¿QUIÉN ES JESÚS?

La vida de Jesús siempre ha suscitado preguntas a lo largo de los últimos dos mil años.

¿Cómo pudo un carpintero que fue ejecutado por los romanos convertirse en el hombre más famoso de la historia?
¿Fue Jesús alguien verdaderamente real?
¿Cómo puede Dios ser un hombre al mismo tiempo?
¿De qué manera podría esto tener algún sentido para mi vida?

Estas son algunas preguntas, pero aquí tienes un espacio para formular las tuyas.

sábado, 16 de mayo de 2026

¿SOLIDARIDAD O CARIDAD?

 
Cada vez que lo hicisteis con uno de estos, 
mis hermanos más pequeños, conmigo lo hicisteis” 
(Mt 25,40)

En una sociedad marcada por el individualismo, el materialismo y el consumismo, la palabra "solidaridad" se utiliza en las ONG's como una "gestión social" que se mide en cifras, presupuestos y balances de resultados.

Sin embargo, cuando la ayuda al necesitado brota del alma creyente, la solidaridad se convierte en caridad: el encuentro entre el ser humano y su Creador, a través del hermano que sufre.
El cristiano comparte bienes, tiempo o consuelo no por mérito propio, sino como respuesta de un corazón tocado por el Espíritu Santo y que sigue las propias palabras de Jesús (Mt 25,40).
El cristiano no da porque le sobre, ni porque se sienta "buena persona". Da porque se sabe infinitamente amado por Dios y, en agradecimiento, convierte ese amor recibido en un torrente que desborda hacia los demás.
El cristiano no mira al enfermo, al inmigrante desarraigado, a la madre soltera sin recursos o al anciano olvidado como simples "usuarios" de beneficencia.
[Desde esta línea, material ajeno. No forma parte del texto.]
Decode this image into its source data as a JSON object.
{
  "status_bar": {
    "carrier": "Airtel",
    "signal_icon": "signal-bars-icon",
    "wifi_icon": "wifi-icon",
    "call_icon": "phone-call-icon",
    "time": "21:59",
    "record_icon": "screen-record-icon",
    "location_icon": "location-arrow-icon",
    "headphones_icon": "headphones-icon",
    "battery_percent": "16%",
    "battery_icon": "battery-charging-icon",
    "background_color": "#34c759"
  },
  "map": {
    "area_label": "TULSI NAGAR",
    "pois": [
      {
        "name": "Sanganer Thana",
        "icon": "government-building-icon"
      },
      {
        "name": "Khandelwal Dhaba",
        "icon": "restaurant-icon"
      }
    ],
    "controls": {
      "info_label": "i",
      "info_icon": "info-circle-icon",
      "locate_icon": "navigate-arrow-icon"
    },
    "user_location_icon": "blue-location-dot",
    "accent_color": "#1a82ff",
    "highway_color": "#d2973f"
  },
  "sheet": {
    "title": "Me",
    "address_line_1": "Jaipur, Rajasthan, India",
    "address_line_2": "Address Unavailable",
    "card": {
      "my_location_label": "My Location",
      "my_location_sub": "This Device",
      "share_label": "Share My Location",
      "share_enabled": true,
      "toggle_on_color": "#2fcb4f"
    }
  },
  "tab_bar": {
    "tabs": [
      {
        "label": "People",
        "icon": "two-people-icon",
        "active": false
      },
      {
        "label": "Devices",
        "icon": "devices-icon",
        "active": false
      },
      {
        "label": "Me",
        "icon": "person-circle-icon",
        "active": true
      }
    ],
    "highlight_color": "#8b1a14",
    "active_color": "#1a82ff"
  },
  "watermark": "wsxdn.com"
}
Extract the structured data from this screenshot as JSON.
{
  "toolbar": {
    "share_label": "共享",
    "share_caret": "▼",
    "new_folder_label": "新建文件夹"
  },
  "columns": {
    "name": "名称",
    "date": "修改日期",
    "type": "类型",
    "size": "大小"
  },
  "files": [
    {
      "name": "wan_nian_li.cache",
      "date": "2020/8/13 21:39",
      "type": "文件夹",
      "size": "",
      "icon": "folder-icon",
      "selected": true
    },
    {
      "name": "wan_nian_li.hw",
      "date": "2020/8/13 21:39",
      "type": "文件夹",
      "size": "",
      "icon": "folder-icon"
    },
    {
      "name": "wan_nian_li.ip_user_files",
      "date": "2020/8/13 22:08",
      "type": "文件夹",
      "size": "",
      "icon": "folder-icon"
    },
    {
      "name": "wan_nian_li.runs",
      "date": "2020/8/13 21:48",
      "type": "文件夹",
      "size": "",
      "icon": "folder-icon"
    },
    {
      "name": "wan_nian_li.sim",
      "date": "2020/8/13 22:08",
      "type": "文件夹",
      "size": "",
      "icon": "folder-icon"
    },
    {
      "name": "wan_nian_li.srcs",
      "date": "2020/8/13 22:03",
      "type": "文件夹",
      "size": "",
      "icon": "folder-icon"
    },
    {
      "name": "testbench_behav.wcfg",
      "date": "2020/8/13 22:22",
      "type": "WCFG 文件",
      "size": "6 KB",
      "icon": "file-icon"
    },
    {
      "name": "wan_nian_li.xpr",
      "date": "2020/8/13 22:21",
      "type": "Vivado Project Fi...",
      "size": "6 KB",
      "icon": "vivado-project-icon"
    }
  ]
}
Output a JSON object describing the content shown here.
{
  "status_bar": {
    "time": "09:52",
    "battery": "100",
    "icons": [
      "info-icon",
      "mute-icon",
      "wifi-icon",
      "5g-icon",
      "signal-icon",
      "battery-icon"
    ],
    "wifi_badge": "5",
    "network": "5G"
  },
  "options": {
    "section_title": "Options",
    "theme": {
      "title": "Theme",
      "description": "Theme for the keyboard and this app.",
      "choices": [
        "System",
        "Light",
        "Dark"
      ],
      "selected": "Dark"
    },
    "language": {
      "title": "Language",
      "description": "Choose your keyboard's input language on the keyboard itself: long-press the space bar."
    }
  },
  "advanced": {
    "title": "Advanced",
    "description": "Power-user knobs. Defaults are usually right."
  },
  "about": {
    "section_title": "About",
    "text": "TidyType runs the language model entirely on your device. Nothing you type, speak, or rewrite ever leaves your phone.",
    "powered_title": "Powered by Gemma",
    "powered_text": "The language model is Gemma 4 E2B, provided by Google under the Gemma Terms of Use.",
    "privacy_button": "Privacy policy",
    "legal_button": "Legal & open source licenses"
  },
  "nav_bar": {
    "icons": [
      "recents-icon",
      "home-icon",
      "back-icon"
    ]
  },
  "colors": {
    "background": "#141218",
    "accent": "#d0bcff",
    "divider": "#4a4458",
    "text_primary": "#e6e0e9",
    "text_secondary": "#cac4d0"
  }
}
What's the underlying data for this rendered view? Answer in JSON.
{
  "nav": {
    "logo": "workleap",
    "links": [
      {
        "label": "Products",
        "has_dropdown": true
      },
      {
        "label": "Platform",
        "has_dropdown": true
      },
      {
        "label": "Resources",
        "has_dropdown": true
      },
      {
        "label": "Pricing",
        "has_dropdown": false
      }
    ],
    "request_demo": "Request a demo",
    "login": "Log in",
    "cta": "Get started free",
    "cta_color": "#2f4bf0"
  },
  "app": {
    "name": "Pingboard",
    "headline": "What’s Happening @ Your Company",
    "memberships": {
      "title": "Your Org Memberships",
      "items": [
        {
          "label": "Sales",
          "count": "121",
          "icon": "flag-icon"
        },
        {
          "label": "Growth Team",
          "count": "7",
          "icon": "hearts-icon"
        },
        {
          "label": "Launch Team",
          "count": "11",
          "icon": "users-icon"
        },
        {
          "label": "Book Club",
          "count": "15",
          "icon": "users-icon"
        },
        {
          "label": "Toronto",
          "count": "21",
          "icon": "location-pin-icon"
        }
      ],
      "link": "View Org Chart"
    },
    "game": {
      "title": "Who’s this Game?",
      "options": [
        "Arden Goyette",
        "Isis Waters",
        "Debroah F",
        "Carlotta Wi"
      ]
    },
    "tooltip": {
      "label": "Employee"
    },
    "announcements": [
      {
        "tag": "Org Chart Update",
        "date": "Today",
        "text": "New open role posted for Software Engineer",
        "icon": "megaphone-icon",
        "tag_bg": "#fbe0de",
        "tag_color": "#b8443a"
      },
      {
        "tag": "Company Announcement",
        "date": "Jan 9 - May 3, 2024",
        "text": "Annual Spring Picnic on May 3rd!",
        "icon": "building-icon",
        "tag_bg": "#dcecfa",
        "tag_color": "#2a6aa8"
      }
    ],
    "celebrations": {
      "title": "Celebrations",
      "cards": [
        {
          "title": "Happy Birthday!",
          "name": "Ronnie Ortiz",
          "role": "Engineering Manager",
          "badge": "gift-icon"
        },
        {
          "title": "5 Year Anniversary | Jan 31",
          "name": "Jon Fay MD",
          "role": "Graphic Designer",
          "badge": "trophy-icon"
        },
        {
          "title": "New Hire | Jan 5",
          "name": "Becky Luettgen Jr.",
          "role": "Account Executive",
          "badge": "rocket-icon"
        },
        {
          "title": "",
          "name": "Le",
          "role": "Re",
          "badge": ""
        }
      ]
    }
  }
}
Son el mismísimo Cristo que vuelve a tener hambre, sed o frío en pleno siglo XXI.
La caridad cristiana va más allá de la apariencia, de la pobreza o del desorden, para descubrir la luz divina y la dignidad sagrada que habita en cada alma.

La caridad cristiana nunca es abstracta ni se queda encerrada entre las paredes de un templo. Una fe sin obras es una fe muerta. 

Por eso, la verdadera caridad se realiza en el servicio a los demás, "encarnando" al Señor: 
  • los que caminan hacia las periferias de la sociedad para buscar al desahuciado, al descartado, al repudiado, son los pies de Cristo
  • los que reparten el pan en Cáritas, consuelan al que está solo en el hospital o limpian la herida del enfermo, son las manos de Cristo
  • los que sirven al prójimo como prolongación de la Eucaristía en los cuerpos de los pobres y los necesitados (materiales o espirituales) son el cuerpo de Cristo.
Donar dinero, bienes o tiempo requiere un acto de fe profunda en la Divina Providencia. El mundo enseña a acumular por miedo al futuro; el Evangelio invita al desapego. 

Al compartir con generosidad lo que se tiene (guiados por el mandamiento de sostener a la Iglesia y a sus miembros según las propias posibilidades) se realiza un acto de confianza absoluta en Dios.
La caridad cristiana no busca el aplauso del mundo ni la tranquilidad de una conciencia limpia. Busca, en el silencio y en la humildad, ser un reflejo del Amor divino en la tierra. 
Las diferencias fundamentales entre solidaridad mundana y la caridad cristiana son: 
Solidaridad mundana
  • brota de la empatía y la filantropía humana al conmoverse ante el sufrimiento ajeno o por un sentido de justicia social y ciudadana
  • ve al otro como un ciudadano, un igual o un beneficiario que se encuentra en una situación de vulnerabilidad o desventaja.
  • busca la justicia horizontal, resolver un problema material, mejorar las condiciones de vida terrenales o lograr el bienestar social.
  • depende mucho de la afinidad o la emoción. Es más fácil solidarizarse con causas que nos resultan simpáticas, cercanas o populares en los medios.
Caridad cristiana 
  • nace de la Gracia, de la fe y del amor a Dios reflejado en el prójimo. Es una virtud teologal; el cristiano ama al prójimo porque se siente amado primero por Dios y transmite ese mismo amor
  • ve al otro como un hermano e hijo del mismo Padre. Va más allá: ve en el rostro del que sufre al mismísimo Jesucristo ("conmigo lo hicisteis").
  • busca la salvación integral (cuerpo y alma). Satisface la necesidad material, pero busca también sanar la dignidad humana, ofrecer esperanza y unir a la persona con Dios.
  • es un mandato y un acto de la voluntad. Obliga a amar incluso al enemigo, a quien nos hace daño o a quien no nos despierta simpatía natural, porque el amor cristiano no depende de los sentimientos del momento.